FIG. 2 is a diagram showing a timing chart for explaining the operation of the channel accumulator of the present invention.

[Explanation of symbols]

1 1-chip microcomputer, 2 sound source register, 3 MID
I input section, 4 panel display, 5 panel operator, 11
32ch time division OSC, 12 32ch time division EG,
13 multiplier, 14 combining unit, 15 adder, 168
Stage delay unit, 178 stage register, 18 selection unit, 1
9 8-stage FIFO, 20 DSP, 21 external input unit, 2
2L, 22R DAC, 23L, 23R sound system

Claims (3)

[Claims] 1. A first addition input to which waveform data of a plurality of time-division channels arranged so as to substantially divide one sampling period are sequentially inputted, and a second addition input to which an output of a selection means is inputted. And delay means for delaying the addition output from the addition means by a time corresponding to the one-time-division channel; and delay output from the delay means and external input data. Selecting means for selecting any one of them and inputting the selected signal to the second addition input of the adding means, wherein the waveform data of the first time division channel, which is the first time division channel in one sampling cycle, At the timing of input to the addition input, the selection means selects the external input data,
The adding means performs addition of the external input data and the waveform data of the first time division channel, and at the timing when the waveform data of the second time division channel is input to the first addition input of the addition means, The selection means selects the delay output output from the delay means until one sampling period is completed and inputs the delay output to the second addition input of the addition means, so that the external input data and the waveform data of all time division channels are A channel accumulator for a sound source that performs a time-division channel operation, wherein the channel accumulation is performed. 2. One sampling period is arranged so as to be substantially equally divided, and at the same time, n (n = n
A first addition input in which waveform data of a plurality of time-division channels composed of waveform data of 1, 2, 3, 4,... Addition means having two addition inputs; n-stage delay means for delaying the addition output from the addition means by a time corresponding to the one time division channel; and time division output from the n-stage delay means.

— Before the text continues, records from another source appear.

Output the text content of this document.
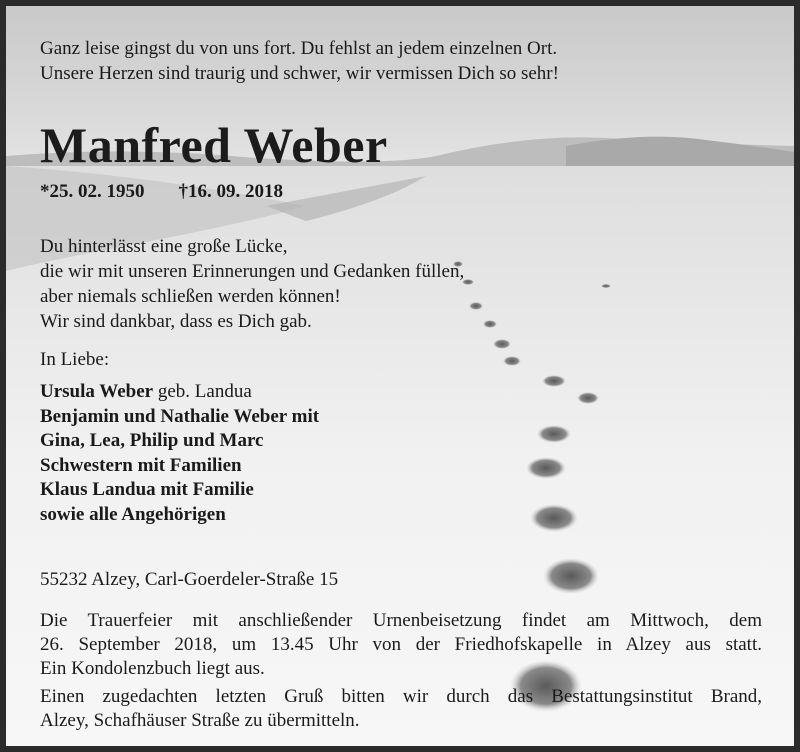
Ganz leise gingst du von uns fort. Du fehlst an jedem einzelnen Ort.
Unsere Herzen sind traurig und schwer, wir vermissen Dich so sehr!
Manfred Weber
*25. 02. 1950 †16. 09. 2018
Du hinterlässt eine große Lücke,
die wir mit unseren Erinnerungen und Gedanken füllen,
aber niemals schließen werden können!
Wir sind dankbar, dass es Dich gab.
In Liebe:
Ursula Weber geb. Landua
Benjamin und Nathalie Weber mit
Gina, Lea, Philip und Marc
Schwestern mit Familien
Klaus Landua mit Familie
sowie alle Angehörigen
55232 Alzey, Carl-Goerdeler-Straße 15

Die Trauerfeier mit anschließender Urnenbeisetzung findet am Mittwoch, dem
26. September 2018, um 13.45 Uhr von der Friedhofskapelle in Alzey aus statt.
Ein Kondolenzbuch liegt aus.

Einen zugedachten letzten Gruß bitten wir durch das Bestattungsinstitut Brand,
Alzey, Schafhäuser Straße zu übermitteln.
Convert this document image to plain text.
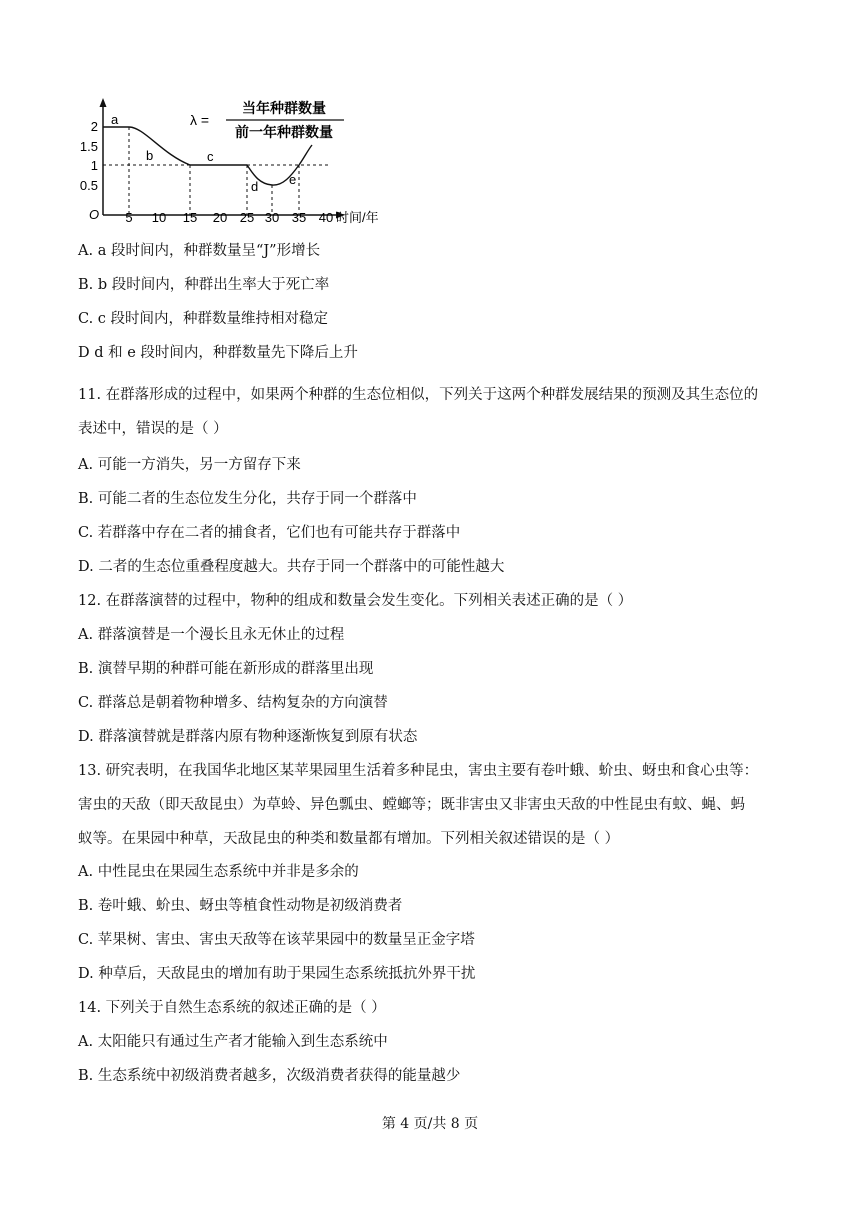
2
1.5
1
0.5
O 5 10 15 20 25 30 35 40 时间/年
a
b	c
d e
λ =
当年种群数量
前一年种群数量
A. a 段时间内，种群数量呈“J”形增长
B. b 段时间内，种群出生率大于死亡率
C. c 段时间内，种群数量维持相对稳定
D d 和 e 段时间内，种群数量先下降后上升
11. 在群落形成的过程中，如果两个种群的生态位相似，下列关于这两个种群发展结果的预测及其生态位的
表述中，错误的是（ ）
A. 可能一方消失，另一方留存下来
B. 可能二者的生态位发生分化，共存于同一个群落中
C. 若群落中存在二者的捕食者，它们也有可能共存于群落中
D. 二者的生态位重叠程度越大。共存于同一个群落中的可能性越大
12. 在群落演替的过程中，物种的组成和数量会发生变化。下列相关表述正确的是（ ）
A. 群落演替是一个漫长且永无休止的过程
B. 演替早期的种群可能在新形成的群落里出现
C. 群落总是朝着物种增多、结构复杂的方向演替
D. 群落演替就是群落内原有物种逐渐恢复到原有状态
13. 研究表明，在我国华北地区某苹果园里生活着多种昆虫，害虫主要有卷叶蛾、蚧虫、蚜虫和食心虫等：
害虫的天敌（即天敌昆虫）为草蛉、异色瓢虫、螳螂等；既非害虫又非害虫天敌的中性昆虫有蚊、蝇、蚂
蚁等。在果园中种草，天敌昆虫的种类和数量都有增加。下列相关叙述错误的是（ ）
A. 中性昆虫在果园生态系统中并非是多余的
B. 卷叶蛾、蚧虫、蚜虫等植食性动物是初级消费者
C. 苹果树、害虫、害虫天敌等在该苹果园中的数量呈正金字塔
D. 种草后，天敌昆虫的增加有助于果园生态系统抵抗外界干扰
14. 下列关于自然生态系统的叙述正确的是（ ）
A. 太阳能只有通过生产者才能输入到生态系统中
B. 生态系统中初级消费者越多，次级消费者获得的能量越少
第 4 页/共 8 页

Selecting means for selecting either one of the selected delayed output composed of n systems and the time-divided external input data composed of n systems and inputting the selected data to the second addition input of the adding means. The selecting means selects the external input data at the timing when the waveform data of the first time-sharing channel, which is the first time-sharing channel in the above, is input to the first addition input of the adding means. By Rukoto,
A timing at which the external input data and the waveform data of the first time-division channel are added for each system in the adding means, and a timing at which the waveform data of the second time-division channel is input to the first addition input of the adding means; Wherein said selecting means selects a delay output output from said n-stage delay means until one sampling period ends and inputs it to a second addition input of said adding means, whereby said external input data and all time division A channel accumulator for a sound source performing a time-division channel operation, wherein channel accumulation for each channel with channel waveform data is performed. 3. A multiplier which takes in waveform data for one time-division channel stored in the delay means or the n-stage delay means at a timing when one sampling period is completed, and performs mixing and effect processing on the waveform data. The multiplier further comprises: at the timing when the multiplier is empty, the multiplier multiplies the external input data by a level control signal, and the level-controlled external input output from the multiplier. 3. A channel accumulator for a sound source performing a time-division channel operation according to claim 1, wherein data is input to said selecting means via a first-in first-out means.